Et il en faut de la politesse, croyez-moi. Car depuis, je ne manque pas de gens qui me saoulent avec la Thaïlande. Comme un chat qui sent votre rejet et pour lequel vous devenez sa principale obsession sadique, on veut absolument me faire découvrir les qualités sans fin du pays du sourire. Alors que je souhaite pour ma part découvrir les richesses des 196 autres pays qui peuplent notre planète avant, c’est bête.
Je connais le refrain par cœur : en Thaïlande les gens sont teeeeeellement gentils, les paysages magnifiques, on y mange bien, c’est juste incroyable comme c’est mieux. Ici on est agressif, stressé, on ne sait pas prendre le temps de vivre, on a un temps affreux. La Thaïlande est une révélation.

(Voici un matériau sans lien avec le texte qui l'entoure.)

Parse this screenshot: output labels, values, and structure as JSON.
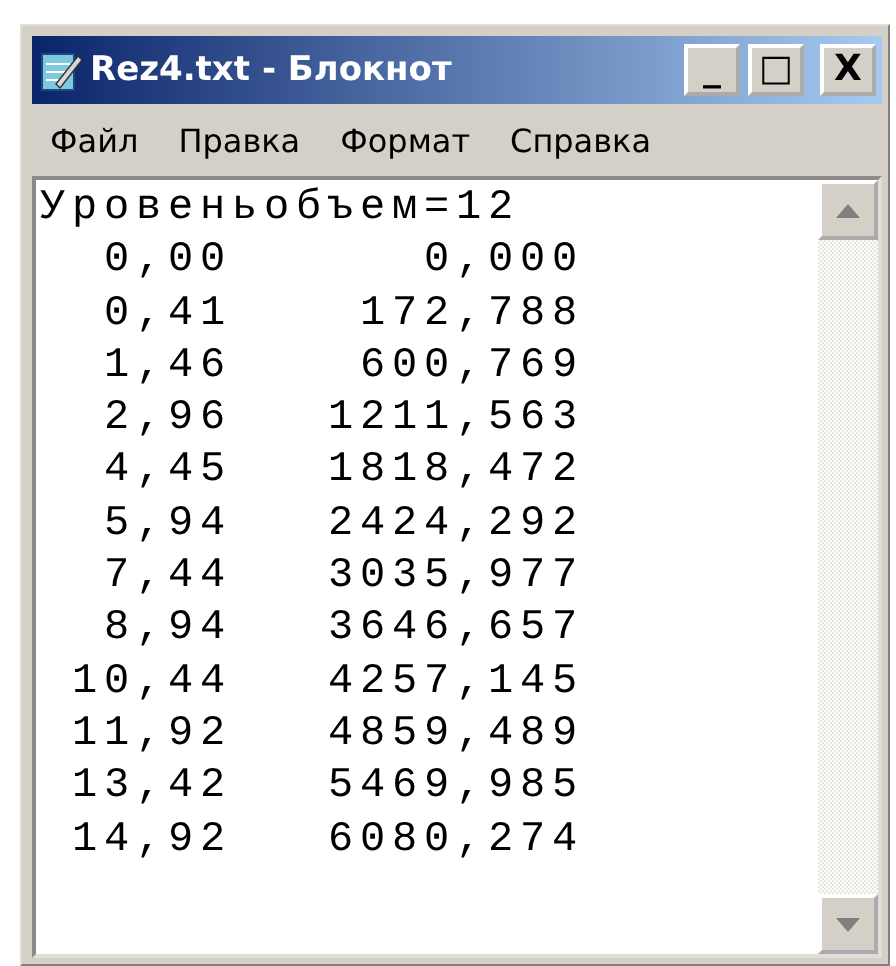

Et là je ne prends pas en compte tous ceux qui avaient prévu d’y vivre car une carrière de DJ ou l’amour de leur vie les y attendaient et qui ont dû malheureusement y renoncer, soit parce qu’un enfant non prévu a stoppé net tous ses rêves de remix « catchy » de la Lambada pour l’un, ou parce que l’amour thaï semble malheureusement être aussi peu fiable que celui des européens, pour l’autre.
Il n’empêche, tous sont unanimes et dithyrambiques.

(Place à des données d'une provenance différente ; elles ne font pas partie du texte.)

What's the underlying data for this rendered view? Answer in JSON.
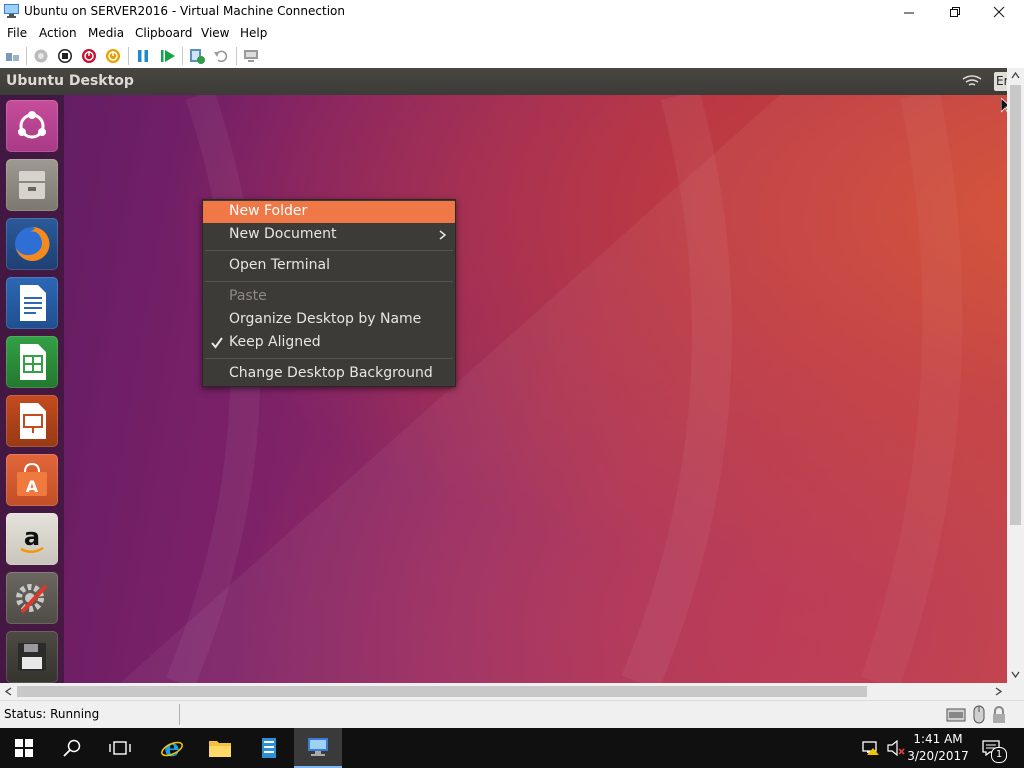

Je me contente de leur dire ceci : « en ce qui me concerne, je fais partie des gens prédisposés génétiquement à tout un tas de maladies psychosomatiques handicapantes, le stress y compris. La plage, si je sais que je vais y passer 5 minutes, ne me pose pas de problème en soit. Si c’est plus, je vais chercher le coin parfait à l’ombre qui me conviendra, puis je vais mettre longuement de la crème solaire, puis l’endroit ne me conviendra plus. Je relirai 15 fois de suite les premières lignes d’un article que je ne finirai jamais et je vais terminer par faire des longueurs et des longueurs dans l’eau pour empêcher que les 10 points futiles de mon existence sur lesquels je peux potentiellement m’angoisser ne se mettent à tourner en rond dans ma tête, tout ça à cause de l’ennui.

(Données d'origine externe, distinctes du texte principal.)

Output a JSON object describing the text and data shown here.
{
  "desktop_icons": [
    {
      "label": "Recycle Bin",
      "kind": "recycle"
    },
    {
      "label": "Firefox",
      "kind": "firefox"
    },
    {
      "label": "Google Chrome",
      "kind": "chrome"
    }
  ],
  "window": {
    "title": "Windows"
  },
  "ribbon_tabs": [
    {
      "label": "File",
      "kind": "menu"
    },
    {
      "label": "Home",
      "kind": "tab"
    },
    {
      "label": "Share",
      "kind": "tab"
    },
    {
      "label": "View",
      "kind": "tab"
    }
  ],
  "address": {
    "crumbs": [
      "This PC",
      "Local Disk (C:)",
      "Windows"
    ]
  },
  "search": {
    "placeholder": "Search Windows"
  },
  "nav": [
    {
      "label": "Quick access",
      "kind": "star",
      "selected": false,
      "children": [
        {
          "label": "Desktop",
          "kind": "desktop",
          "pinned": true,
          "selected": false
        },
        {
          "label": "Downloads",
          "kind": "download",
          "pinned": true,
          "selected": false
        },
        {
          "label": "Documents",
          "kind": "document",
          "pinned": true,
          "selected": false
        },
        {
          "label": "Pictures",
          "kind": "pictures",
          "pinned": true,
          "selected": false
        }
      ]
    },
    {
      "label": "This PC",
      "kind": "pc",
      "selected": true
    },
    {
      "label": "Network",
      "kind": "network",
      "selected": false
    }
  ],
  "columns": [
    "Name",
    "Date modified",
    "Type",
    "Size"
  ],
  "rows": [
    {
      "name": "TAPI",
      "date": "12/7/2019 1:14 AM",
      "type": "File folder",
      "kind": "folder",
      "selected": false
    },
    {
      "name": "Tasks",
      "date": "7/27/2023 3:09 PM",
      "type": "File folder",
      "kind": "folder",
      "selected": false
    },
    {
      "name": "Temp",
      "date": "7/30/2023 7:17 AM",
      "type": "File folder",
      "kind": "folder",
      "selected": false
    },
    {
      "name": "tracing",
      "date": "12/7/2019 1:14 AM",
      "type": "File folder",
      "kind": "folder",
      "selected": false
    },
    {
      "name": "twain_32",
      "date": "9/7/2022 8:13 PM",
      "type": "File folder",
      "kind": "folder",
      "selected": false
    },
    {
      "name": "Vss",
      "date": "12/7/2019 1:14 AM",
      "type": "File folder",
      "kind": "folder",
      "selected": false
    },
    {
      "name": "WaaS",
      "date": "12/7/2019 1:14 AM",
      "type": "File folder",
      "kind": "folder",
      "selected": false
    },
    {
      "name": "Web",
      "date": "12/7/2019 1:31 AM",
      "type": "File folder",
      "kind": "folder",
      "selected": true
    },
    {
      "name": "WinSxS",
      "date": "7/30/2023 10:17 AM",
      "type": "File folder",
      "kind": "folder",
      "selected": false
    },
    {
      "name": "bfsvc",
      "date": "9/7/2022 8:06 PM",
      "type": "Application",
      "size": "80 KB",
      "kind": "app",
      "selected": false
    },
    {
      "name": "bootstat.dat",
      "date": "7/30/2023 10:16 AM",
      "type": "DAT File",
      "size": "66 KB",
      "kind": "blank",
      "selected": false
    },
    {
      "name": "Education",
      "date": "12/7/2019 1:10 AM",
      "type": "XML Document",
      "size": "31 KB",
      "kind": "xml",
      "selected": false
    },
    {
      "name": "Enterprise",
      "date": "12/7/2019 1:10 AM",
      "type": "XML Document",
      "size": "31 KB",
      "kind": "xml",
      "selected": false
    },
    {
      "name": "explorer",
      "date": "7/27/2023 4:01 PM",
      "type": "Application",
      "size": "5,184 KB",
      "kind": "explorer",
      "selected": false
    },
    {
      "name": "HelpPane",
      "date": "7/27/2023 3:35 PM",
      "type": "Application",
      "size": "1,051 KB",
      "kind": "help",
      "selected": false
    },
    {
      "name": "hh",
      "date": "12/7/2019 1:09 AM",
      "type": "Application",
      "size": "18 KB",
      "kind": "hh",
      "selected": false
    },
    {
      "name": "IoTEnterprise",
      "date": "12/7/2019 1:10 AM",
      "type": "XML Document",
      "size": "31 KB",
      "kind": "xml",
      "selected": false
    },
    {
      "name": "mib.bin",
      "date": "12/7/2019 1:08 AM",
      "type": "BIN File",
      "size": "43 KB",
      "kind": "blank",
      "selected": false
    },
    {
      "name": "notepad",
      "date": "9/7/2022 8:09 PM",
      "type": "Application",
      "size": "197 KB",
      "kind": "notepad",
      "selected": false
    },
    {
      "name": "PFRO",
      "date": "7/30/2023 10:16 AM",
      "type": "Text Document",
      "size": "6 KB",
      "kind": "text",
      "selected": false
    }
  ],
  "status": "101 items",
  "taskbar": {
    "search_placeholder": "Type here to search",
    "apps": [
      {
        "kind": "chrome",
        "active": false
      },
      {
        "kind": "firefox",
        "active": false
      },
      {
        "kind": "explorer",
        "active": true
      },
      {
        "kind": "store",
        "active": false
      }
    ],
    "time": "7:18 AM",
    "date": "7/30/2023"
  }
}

A cela s’ajoute une hypersensibilité à l’iode qui me donne l’impression d’avoir englouti trois Sundays d’affilé rien qu’au contact de l’air marin. Je suis donc, au bord de la mer, plus proche de la crise de foie permanente que du sentiment extatique de bien-être total.
Et pour finir, le merveilleux convenu et évident me déprime, j’aime par exemple le charme discret de mes fins de footing hivernaux, et je déteste plus que tout partir en vacances pour me retrouver avec les gens que je n’ai pas toujours la possibilité de fuir en temps normal.. »

C’est précis, cela ne donne pas loisir d’argumenter et cela m’évite de devoir passer par la case visionnage « des paysages magnifiques ! »

Du cynisme oui, mais avec de la rhétorique.